After that, there had been his birthday in June, which had culminated in us driving around London in drag, with a dead body in the back of the Hispano-Suiza. But no tabloid reporters had caught us that night, luckily. And he had driven up for the inquest, of course, the week after, but there hadn’t been any carousing on that occasion. Supper with Christopher and me and back to the inquest the following day. And that was it, as far as I knew. We were now into August. Had he truly only been in London two or three times in the past three months?

“See,” he told me, because of course he knew exactly what I’d been thinking. “You’ve misjudged me, Darling. I’m not the philandering playboy you think I am. I spend all my time in my bower in Sutherland, pining.”

“Only because your father keeps you under lock and key,” I answered with a snort. “I should start calling you Rapunzel.”

He shook his head. “Rapunzel didn’t pine, Darling. It was the prince who pined, after the evil stepmother took Rapunzel away and cut her hair and hid her in the desert.”

“Good for him,” I said. “You, on the other hand, would probably just go off and find yourself another princess. You’re not a playboy, you’re a cad. Ready to throw in the towel at the first sign of trouble. It’s no wonder your lady-love doesn’t want you. She could never trust that you would stick around if things got tough.”

“Which is precisely why I won’t declare myself,” Crispin said. “I’m not cut out for garret living. I like my creature comforts, and if I don’t get them, I’m difficult.

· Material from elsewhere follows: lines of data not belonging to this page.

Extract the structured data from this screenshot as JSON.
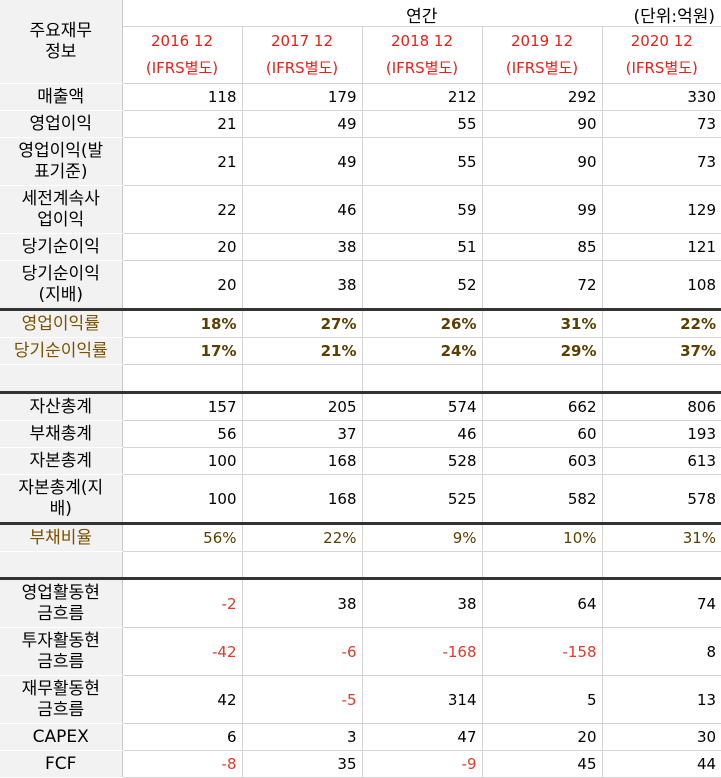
{
  "header": {
    "corner": "주요재무\n정보",
    "annual_label": "연간",
    "unit_label": "(단위:억원)",
    "periods": [
      {
        "year": "2016 12",
        "basis": "(IFRS별도)"
      },
      {
        "year": "2017 12",
        "basis": "(IFRS별도)"
      },
      {
        "year": "2018 12",
        "basis": "(IFRS별도)"
      },
      {
        "year": "2019 12",
        "basis": "(IFRS별도)"
      },
      {
        "year": "2020 12",
        "basis": "(IFRS별도)"
      }
    ]
  },
  "section1": [
    {
      "label": "매출액",
      "values": [
        "118",
        "179",
        "212",
        "292",
        "330"
      ]
    },
    {
      "label": "영업이익",
      "values": [
        "21",
        "49",
        "55",
        "90",
        "73"
      ]
    },
    {
      "label": "영업이익(발\n표기준)",
      "values": [
        "21",
        "49",
        "55",
        "90",
        "73"
      ]
    },
    {
      "label": "세전계속사\n업이익",
      "values": [
        "22",
        "46",
        "59",
        "99",
        "129"
      ]
    },
    {
      "label": "당기순이익",
      "values": [
        "20",
        "38",
        "51",
        "85",
        "121"
      ]
    },
    {
      "label": "당기순이익\n(지배)",
      "values": [
        "20",
        "38",
        "52",
        "72",
        "108"
      ]
    }
  ],
  "ratios1": [
    {
      "label": "영업이익률",
      "values": [
        "18%",
        "27%",
        "26%",
        "31%",
        "22%"
      ]
    },
    {
      "label": "당기순이익률",
      "values": [
        "17%",
        "21%",
        "24%",
        "29%",
        "37%"
      ]
    }
  ],
  "section2": [
    {
      "label": "자산총계",
      "values": [
        "157",
        "205",
        "574",
        "662",
        "806"
      ]
    },
    {
      "label": "부채총계",
      "values": [
        "56",
        "37",
        "46",
        "60",
        "193"
      ]
    },
    {
      "label": "자본총계",
      "values": [
        "100",
        "168",
        "528",
        "603",
        "613"
      ]
    },
    {
      "label": "자본총계(지\n배)",
      "values": [
        "100",
        "168",
        "525",
        "582",
        "578"
      ]
    }
  ],
  "ratios2": [
    {
      "label": "부채비율",
      "values": [
        "56%",
        "22%",
        "9%",
        "10%",
        "31%"
      ]
    }
  ],
  "section3": [
    {
      "label": "영업활동현\n금흐름",
      "values": [
        "-2",
        "38",
        "38",
        "64",
        "74"
      ]
    },
    {
      "label": "투자활동현\n금흐름",
      "values": [
        "-42",
        "-6",
        "-168",
        "-158",
        "8"
      ]
    },
    {
      "label": "재무활동현\n금흐름",
      "values": [
        "42",
        "-5",
        "314",
        "5",
        "13"
      ]
    },
    {
      "label": "CAPEX",
      "values": [
        "6",
        "3",
        "47",
        "20",
        "30"
      ]
    },
    {
      "label": "FCF",
      "values": [
        "-8",
        "35",
        "-9",
        "45",
        "44"
      ]
    }
  ]
}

I’d rather not inflict myself on someone I care about under those circumstances.”

“So you’ll marry Laetitia Marsden instead, and inflict yourself on her.”

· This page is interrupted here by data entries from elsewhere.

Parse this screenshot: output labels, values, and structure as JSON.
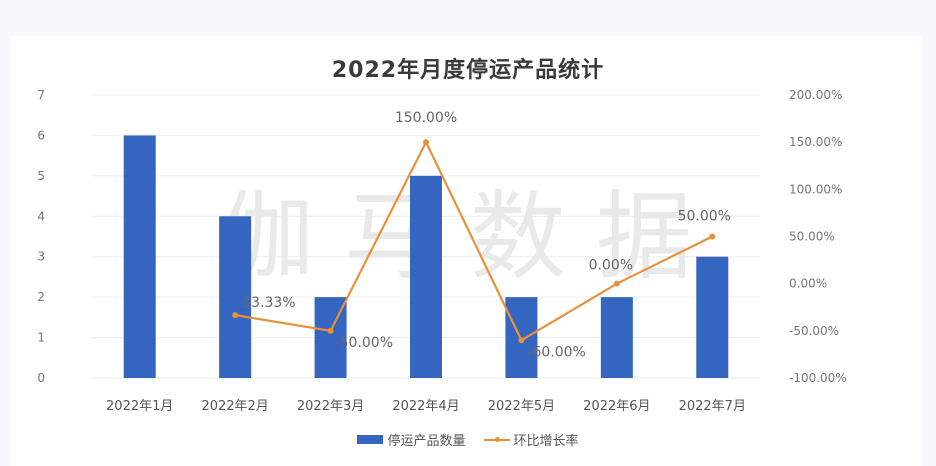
{
  "title": "2022年月度停运产品统计",
  "watermark": "伽马数据",
  "colors": {
    "bar": "#3465c1",
    "line": "#e8913a",
    "background": "#ffffff",
    "grid": "#eeeeee"
  },
  "legend": [
    {
      "label": "停运产品数量",
      "type": "bar"
    },
    {
      "label": "环比增长率",
      "type": "line"
    }
  ],
  "chart_data": {
    "type": "bar+line",
    "title": "2022年月度停运产品统计",
    "categories": [
      "2022年1月",
      "2022年2月",
      "2022年3月",
      "2022年4月",
      "2022年5月",
      "2022年6月",
      "2022年7月"
    ],
    "series": [
      {
        "name": "停运产品数量",
        "type": "bar",
        "axis": "left",
        "values": [
          6,
          4,
          2,
          5,
          2,
          2,
          3
        ]
      },
      {
        "name": "环比增长率",
        "type": "line",
        "axis": "right",
        "values": [
          null,
          -33.33,
          -50.0,
          150.0,
          -60.0,
          0.0,
          50.0
        ],
        "labels": [
          "",
          "-33.33%",
          "-50.00%",
          "150.00%",
          "-60.00%",
          "0.00%",
          "50.00%"
        ]
      }
    ],
    "left_axis": {
      "ylim": [
        0,
        7
      ],
      "ticks": [
        "0",
        "1",
        "2",
        "3",
        "4",
        "5",
        "6",
        "7"
      ]
    },
    "right_axis": {
      "ylim": [
        -100,
        200
      ],
      "ticks": [
        "-100.00%",
        "-50.00%",
        "0.00%",
        "50.00%",
        "100.00%",
        "150.00%",
        "200.00%"
      ]
    },
    "grid": true,
    "legend_position": "bottom"
  }
}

He shrugged. “She wants me. She can put up with the difficulty in exchange for the title and money.”

And with her, he wouldn’t have to live in squalor on the Continent. As he had expressed once, his father would be only too happy to give him to Lady Laetitia. It was only if he wanted to marry the girl he said he was in love with, that he’d be disinherited.

“Your father’s a bastard,” I said.

His lips twitched. “Good thing my grandfather didn’t hear you say that.”

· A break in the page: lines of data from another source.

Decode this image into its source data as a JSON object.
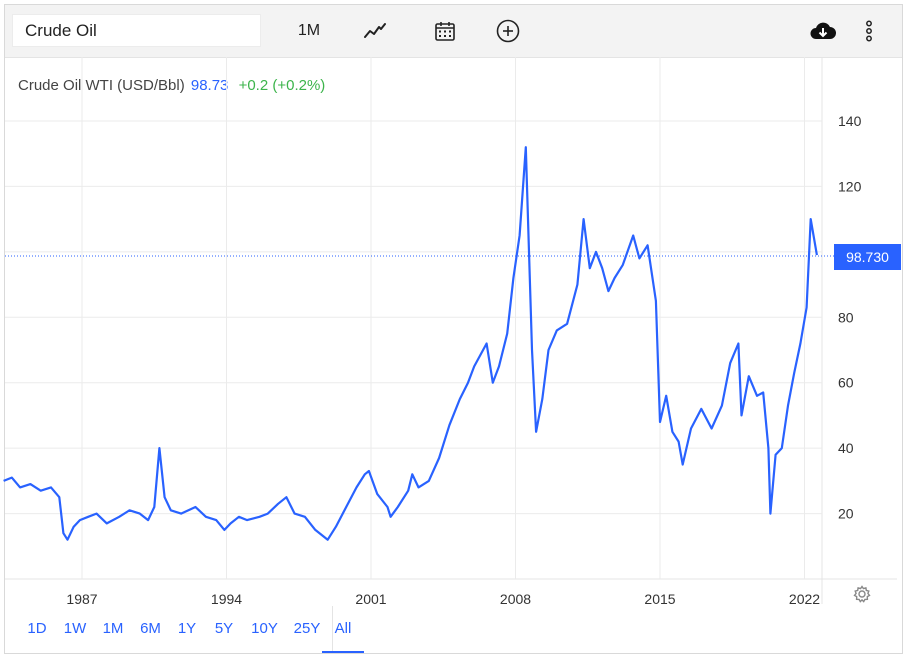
{
  "toolbar": {
    "symbol": "Crude Oil",
    "timeframe": "1M",
    "icons": [
      "line-chart-icon",
      "calendar-icon",
      "add-circle-icon",
      "cloud-download-icon",
      "more-vertical-icon"
    ]
  },
  "header": {
    "name": "Crude Oil WTI (USD/Bbl)",
    "last": "98.73",
    "change": "+0.2 (+0.2%)"
  },
  "price_tag": "98.730",
  "ranges": [
    "1D",
    "1W",
    "1M",
    "6M",
    "1Y",
    "5Y",
    "10Y",
    "25Y",
    "All"
  ],
  "active_range": "All",
  "colors": {
    "line": "#2962ff",
    "accent": "#2962ff",
    "up": "#3cb44b",
    "grid": "#ebebeb"
  },
  "chart_data": {
    "type": "line",
    "y_ticks": [
      20,
      40,
      60,
      80,
      100,
      120,
      140
    ],
    "x_ticks": [
      "1987",
      "1994",
      "2001",
      "2008",
      "2015",
      "2022"
    ],
    "ylim": [
      0,
      140
    ],
    "xlim": [
      1983.2,
      2023.0
    ],
    "last_value": 98.73,
    "grid": true,
    "series": [
      {
        "x": [
          1983.2,
          1983.6,
          1984.0,
          1984.5,
          1985.0,
          1985.5,
          1985.9,
          1986.1,
          1986.3,
          1986.6,
          1986.9,
          1987.3,
          1987.7,
          1988.2,
          1988.8,
          1989.3,
          1989.8,
          1990.2,
          1990.5,
          1990.75,
          1991.0,
          1991.3,
          1991.8,
          1992.5,
          1993.0,
          1993.5,
          1993.9,
          1994.2,
          1994.6,
          1995.0,
          1995.6,
          1996.0,
          1996.5,
          1996.9,
          1997.3,
          1997.8,
          1998.3,
          1998.9,
          1999.3,
          1999.8,
          2000.3,
          2000.7,
          2000.9,
          2001.3,
          2001.8,
          2001.95,
          2002.3,
          2002.8,
          2003.0,
          2003.3,
          2003.8,
          2004.3,
          2004.8,
          2005.3,
          2005.7,
          2006.0,
          2006.6,
          2006.9,
          2007.2,
          2007.6,
          2007.9,
          2008.2,
          2008.5,
          2008.8,
          2009.0,
          2009.3,
          2009.6,
          2010.0,
          2010.5,
          2011.0,
          2011.3,
          2011.6,
          2011.9,
          2012.2,
          2012.5,
          2012.8,
          2013.2,
          2013.7,
          2014.0,
          2014.4,
          2014.8,
          2015.0,
          2015.3,
          2015.6,
          2015.9,
          2016.1,
          2016.5,
          2017.0,
          2017.5,
          2018.0,
          2018.4,
          2018.8,
          2018.95,
          2019.3,
          2019.7,
          2020.0,
          2020.25,
          2020.35,
          2020.6,
          2020.9,
          2021.2,
          2021.5,
          2021.8,
          2022.1,
          2022.3,
          2022.6
        ],
        "y": [
          30,
          31,
          28,
          29,
          27,
          28,
          25,
          14,
          12,
          16,
          18,
          19,
          20,
          17,
          19,
          21,
          20,
          18,
          22,
          40,
          25,
          21,
          20,
          22,
          19,
          18,
          15,
          17,
          19,
          18,
          19,
          20,
          23,
          25,
          20,
          19,
          15,
          12,
          16,
          22,
          28,
          32,
          33,
          26,
          22,
          19,
          22,
          27,
          32,
          28,
          30,
          37,
          47,
          55,
          60,
          65,
          72,
          60,
          65,
          75,
          92,
          105,
          132,
          70,
          45,
          55,
          70,
          76,
          78,
          90,
          110,
          95,
          100,
          95,
          88,
          92,
          96,
          105,
          98,
          102,
          85,
          48,
          56,
          45,
          42,
          35,
          46,
          52,
          46,
          53,
          66,
          72,
          50,
          62,
          56,
          57,
          40,
          20,
          38,
          40,
          53,
          63,
          72,
          83,
          110,
          99
        ]
      }
    ]
  }
}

I rolled my eyes. I hadn’t meant it that way, which he knew perfectly well. “Have you seen her lately? Or has your father truly kept you secluded from everyone and everything?”

He shot me a look. “Laetitia? Or, as you call her, my lady-love?”

I shrugged. “Either? Both?”

“The Earl and Countess invited Father and me to spend the weekend at Marsden last week. I saw Laetitia then. As for?—”

“Are you engaged?”

I hadn’t noticed a new ring on his finger at any time this evening, but he might have put one on Laetitia and refused to wear one himself. I wouldn’t put it past him.

He shook his head. “Of course not. I would have let Kit and you know if anything momentous had happened.”

“That would be momentous, would it? Getting engaged to Lady Laetitia?” I turned my back on the view and folded my arms over my chest to look at him.

“Getting engaged at all would be momentous,” Crispin said, stuffing his hands in his trouser pockets. “Father would send notices to all the newspapers, and the church would read the banns for three weeks. There’d be sobbing and gnashing of teeth all over London, as the Bright Young Set learned that I was off the matrimonial market. You couldn’t avoid hearing about it, if that were the case.”

I harrumphed. “I really don’t know why we put up with you and your self-esteem issues, St George.”

“Kit loves me,” Crispin said.

“I suppose he must. So Laetitia is still going out of her way to try to tie you down.”

He hummed agreement.

“What about the girl you say you’re in love with? Have you seen her lately?”

There was a moment of silence while Crispin endeavored to look at me, probably to try to ascertain whether I was being mocking or serious or something else. It can’t have been easy, in the darkness of the tower and with the lights behind me. Eventually he decided that I must be asking in truth, because he said, cautiously, “We cross paths once in a while. When one of us doesn’t go out of our way to avoid the other.”